Since the competition is over, I am really keen to get some more feedback on how I can improve aquascaping my planted tank. I am envious of the tanks that won!! Very well deserved winners!!









I guess there is a limit to the number of pictures that can be posted for each entrant. In any case, I thought i'd share my favourite pic that I entered to the competition. This particular one was ommitted from the gallery section thingy.. My tank the #6 in the gallery.


----------



## b3dlam (Feb 1, 2003)

hi everyone,

Since the competition is over, I am really keen to get some more feedback on how I can improve aquascaping my planted tank. I am envious of the tanks that won!! Very well deserved winners!!









I guess there is a limit to the number of pictures that can be posted for each entrant. In any case, I thought i'd share my favourite pic that I entered to the competition. This particular one was ommitted from the gallery section thingy.. My tank the #6 in the gallery.


----------



## ekim (Jan 31, 2004)

Your tank looks really good!
I still can't imagine the time it takes to up-keep a tank that size!

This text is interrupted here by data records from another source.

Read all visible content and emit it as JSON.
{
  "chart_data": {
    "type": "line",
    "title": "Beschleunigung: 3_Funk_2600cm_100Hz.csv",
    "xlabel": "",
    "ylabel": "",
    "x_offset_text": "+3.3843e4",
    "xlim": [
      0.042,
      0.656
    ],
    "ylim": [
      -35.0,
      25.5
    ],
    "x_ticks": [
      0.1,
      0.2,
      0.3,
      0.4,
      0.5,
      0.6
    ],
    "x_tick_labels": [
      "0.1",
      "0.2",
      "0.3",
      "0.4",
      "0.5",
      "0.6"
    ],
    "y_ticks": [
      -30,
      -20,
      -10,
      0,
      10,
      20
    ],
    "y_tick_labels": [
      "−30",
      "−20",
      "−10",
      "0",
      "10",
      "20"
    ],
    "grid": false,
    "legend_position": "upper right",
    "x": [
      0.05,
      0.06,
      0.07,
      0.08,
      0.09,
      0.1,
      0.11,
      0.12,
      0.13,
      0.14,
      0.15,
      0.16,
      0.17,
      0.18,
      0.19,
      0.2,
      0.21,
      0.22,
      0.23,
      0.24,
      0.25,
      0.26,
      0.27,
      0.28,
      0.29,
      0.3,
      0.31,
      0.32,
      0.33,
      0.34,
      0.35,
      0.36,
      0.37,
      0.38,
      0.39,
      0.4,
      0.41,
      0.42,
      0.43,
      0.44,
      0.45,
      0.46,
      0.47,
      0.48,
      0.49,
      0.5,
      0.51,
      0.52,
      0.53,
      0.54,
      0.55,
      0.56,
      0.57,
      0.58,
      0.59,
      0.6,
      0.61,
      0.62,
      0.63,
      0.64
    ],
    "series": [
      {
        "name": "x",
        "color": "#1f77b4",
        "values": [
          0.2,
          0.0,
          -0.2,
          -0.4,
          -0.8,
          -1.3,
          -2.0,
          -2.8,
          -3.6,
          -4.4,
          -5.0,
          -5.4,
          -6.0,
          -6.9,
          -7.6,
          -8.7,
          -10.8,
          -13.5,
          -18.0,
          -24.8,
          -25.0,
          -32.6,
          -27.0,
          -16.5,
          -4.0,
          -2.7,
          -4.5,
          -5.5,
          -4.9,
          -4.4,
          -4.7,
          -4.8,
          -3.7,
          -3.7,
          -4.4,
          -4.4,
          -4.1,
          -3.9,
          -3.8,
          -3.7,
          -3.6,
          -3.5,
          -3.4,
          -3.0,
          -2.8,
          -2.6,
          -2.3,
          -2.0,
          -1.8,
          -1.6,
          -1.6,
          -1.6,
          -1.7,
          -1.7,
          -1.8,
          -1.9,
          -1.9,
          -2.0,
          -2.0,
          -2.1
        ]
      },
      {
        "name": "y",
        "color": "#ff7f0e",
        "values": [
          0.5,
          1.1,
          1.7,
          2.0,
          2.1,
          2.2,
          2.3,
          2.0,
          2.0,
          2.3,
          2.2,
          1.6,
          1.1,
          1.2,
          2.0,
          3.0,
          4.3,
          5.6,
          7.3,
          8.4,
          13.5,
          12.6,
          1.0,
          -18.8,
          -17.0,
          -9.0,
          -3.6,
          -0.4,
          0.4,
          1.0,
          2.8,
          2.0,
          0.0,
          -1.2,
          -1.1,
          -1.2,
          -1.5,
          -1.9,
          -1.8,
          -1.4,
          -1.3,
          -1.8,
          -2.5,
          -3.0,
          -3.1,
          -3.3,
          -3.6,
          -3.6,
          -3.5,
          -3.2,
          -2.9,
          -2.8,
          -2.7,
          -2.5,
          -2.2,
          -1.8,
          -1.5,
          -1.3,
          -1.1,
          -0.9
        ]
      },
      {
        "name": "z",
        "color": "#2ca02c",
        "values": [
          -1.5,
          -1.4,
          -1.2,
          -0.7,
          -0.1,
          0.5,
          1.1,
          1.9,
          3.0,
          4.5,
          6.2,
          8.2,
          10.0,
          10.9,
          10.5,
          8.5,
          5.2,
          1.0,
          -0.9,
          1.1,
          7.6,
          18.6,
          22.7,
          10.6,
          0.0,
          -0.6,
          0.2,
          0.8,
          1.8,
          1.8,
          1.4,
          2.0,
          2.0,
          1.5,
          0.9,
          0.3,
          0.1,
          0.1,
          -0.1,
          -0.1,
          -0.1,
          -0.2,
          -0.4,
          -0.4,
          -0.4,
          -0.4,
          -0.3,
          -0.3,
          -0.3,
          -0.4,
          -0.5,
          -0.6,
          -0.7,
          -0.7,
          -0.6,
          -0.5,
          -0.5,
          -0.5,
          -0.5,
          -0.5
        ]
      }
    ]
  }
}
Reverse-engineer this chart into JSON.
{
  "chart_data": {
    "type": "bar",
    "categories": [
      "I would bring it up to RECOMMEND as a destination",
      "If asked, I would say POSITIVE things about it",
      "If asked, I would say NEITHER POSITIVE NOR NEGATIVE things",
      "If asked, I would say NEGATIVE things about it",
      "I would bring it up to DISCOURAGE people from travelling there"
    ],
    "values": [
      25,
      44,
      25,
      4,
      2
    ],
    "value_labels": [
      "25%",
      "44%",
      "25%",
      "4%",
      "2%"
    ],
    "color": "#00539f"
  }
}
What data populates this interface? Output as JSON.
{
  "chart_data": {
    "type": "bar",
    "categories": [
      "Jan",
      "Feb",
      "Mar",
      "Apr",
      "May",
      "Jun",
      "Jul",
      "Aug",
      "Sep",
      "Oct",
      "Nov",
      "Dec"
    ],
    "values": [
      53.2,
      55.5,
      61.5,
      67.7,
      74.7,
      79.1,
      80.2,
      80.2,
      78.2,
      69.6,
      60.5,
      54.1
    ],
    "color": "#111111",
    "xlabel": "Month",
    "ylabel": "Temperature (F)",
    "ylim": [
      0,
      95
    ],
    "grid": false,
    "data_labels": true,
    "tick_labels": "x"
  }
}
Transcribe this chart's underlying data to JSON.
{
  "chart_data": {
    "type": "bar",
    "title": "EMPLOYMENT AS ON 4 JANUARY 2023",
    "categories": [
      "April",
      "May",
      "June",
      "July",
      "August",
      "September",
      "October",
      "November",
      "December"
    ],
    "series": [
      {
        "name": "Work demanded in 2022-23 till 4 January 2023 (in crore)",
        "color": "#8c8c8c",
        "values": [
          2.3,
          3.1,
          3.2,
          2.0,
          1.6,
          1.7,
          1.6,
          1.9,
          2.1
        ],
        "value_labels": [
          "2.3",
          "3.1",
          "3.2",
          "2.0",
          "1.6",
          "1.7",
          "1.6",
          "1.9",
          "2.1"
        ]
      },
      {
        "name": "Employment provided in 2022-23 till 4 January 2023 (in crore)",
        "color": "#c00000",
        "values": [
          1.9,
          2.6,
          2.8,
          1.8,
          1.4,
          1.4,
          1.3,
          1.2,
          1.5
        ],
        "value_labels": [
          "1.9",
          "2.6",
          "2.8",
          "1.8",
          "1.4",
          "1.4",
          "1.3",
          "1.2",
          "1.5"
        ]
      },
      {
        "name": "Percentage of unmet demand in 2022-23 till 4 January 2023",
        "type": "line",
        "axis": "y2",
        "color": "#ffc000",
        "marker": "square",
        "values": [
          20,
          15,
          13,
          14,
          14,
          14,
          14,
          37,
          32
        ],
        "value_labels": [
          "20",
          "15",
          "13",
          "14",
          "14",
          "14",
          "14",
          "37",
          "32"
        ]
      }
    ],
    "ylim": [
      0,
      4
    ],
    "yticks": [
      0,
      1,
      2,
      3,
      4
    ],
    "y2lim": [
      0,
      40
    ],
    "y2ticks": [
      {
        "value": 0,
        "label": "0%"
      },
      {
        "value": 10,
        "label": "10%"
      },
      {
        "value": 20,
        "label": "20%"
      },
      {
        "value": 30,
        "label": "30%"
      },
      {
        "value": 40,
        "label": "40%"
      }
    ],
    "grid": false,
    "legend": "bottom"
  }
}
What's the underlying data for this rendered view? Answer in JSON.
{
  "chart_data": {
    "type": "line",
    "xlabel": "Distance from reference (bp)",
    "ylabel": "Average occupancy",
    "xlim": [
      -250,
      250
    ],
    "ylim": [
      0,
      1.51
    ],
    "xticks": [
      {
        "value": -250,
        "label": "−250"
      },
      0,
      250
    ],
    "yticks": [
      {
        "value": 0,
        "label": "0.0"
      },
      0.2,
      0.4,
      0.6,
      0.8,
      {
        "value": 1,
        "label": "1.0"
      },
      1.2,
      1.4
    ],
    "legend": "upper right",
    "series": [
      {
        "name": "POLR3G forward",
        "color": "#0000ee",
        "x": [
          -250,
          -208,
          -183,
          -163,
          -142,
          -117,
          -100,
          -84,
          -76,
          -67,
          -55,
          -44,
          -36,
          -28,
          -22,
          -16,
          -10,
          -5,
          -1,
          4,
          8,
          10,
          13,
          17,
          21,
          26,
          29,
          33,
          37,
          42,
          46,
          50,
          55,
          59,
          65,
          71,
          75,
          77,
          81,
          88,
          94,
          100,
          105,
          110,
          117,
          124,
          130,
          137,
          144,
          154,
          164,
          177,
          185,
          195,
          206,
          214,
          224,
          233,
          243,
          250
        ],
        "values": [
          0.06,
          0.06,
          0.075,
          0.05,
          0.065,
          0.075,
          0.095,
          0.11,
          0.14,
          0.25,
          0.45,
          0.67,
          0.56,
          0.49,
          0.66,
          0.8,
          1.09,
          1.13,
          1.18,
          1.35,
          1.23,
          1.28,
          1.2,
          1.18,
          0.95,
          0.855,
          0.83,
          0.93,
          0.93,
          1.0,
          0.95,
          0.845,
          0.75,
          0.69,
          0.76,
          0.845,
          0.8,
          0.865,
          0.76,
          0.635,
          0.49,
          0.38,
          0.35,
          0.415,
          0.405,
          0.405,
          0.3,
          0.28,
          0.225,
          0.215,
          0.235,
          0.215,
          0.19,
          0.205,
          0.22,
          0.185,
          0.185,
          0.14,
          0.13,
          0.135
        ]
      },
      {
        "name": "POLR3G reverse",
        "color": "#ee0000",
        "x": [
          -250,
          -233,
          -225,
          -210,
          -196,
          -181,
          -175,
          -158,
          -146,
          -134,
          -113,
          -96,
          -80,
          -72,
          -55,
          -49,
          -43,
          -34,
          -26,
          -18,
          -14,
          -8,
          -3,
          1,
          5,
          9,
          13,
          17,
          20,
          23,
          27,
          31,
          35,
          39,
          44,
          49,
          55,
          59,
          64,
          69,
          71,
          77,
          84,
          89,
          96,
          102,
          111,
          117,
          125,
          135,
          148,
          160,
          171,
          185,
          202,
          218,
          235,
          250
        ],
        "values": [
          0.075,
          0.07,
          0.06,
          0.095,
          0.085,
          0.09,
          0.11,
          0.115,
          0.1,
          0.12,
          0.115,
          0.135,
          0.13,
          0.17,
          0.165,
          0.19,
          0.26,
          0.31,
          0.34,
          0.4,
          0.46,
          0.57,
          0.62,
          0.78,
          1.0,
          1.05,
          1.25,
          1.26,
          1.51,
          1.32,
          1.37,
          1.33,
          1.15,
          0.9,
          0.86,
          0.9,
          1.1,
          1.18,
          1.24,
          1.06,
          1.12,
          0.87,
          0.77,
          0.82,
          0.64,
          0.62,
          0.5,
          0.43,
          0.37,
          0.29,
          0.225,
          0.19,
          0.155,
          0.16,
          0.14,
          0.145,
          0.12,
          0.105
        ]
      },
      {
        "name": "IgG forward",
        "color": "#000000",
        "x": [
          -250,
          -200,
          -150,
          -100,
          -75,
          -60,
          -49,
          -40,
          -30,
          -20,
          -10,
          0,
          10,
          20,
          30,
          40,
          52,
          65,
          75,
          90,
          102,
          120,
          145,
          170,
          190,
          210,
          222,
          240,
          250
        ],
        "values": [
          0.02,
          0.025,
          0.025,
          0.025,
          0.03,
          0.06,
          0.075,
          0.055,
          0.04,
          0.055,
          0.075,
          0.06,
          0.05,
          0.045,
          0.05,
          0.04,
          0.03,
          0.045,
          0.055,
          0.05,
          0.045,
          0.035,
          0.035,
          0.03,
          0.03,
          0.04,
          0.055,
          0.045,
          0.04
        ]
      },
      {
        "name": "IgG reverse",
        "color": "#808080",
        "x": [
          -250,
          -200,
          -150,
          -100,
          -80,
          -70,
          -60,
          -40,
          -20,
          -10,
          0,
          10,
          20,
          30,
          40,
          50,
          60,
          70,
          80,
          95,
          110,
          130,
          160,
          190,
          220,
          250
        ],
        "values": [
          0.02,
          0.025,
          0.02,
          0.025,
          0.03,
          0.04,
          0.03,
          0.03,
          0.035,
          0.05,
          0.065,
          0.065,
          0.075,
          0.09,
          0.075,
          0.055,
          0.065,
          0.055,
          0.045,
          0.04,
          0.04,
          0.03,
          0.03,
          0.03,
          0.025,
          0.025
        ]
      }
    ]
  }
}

I love that picture.... did you print it?


----------



## gpodio (Feb 4, 2004)

First of all I'd like to ask how big this tank is. It looks huge!

I really like your aquascape, personally the only thing I would change is the hair grass in the front. Although it looks perfect in the photo you posted here, it doesn't look as good in the full tank view posted on the contest page. Perhpas instead of letting it cover the entire width of the tank you could let it grow in patches and give the other foreground areas a little more variety. I wouldn't touch the rest of it, I think it's definetly up there with the top tanks I have seen. I'd love to be able to "play" with such depth, I'm guessing my biggest tank is as large as yours is deep









Giancarlo Podio


----------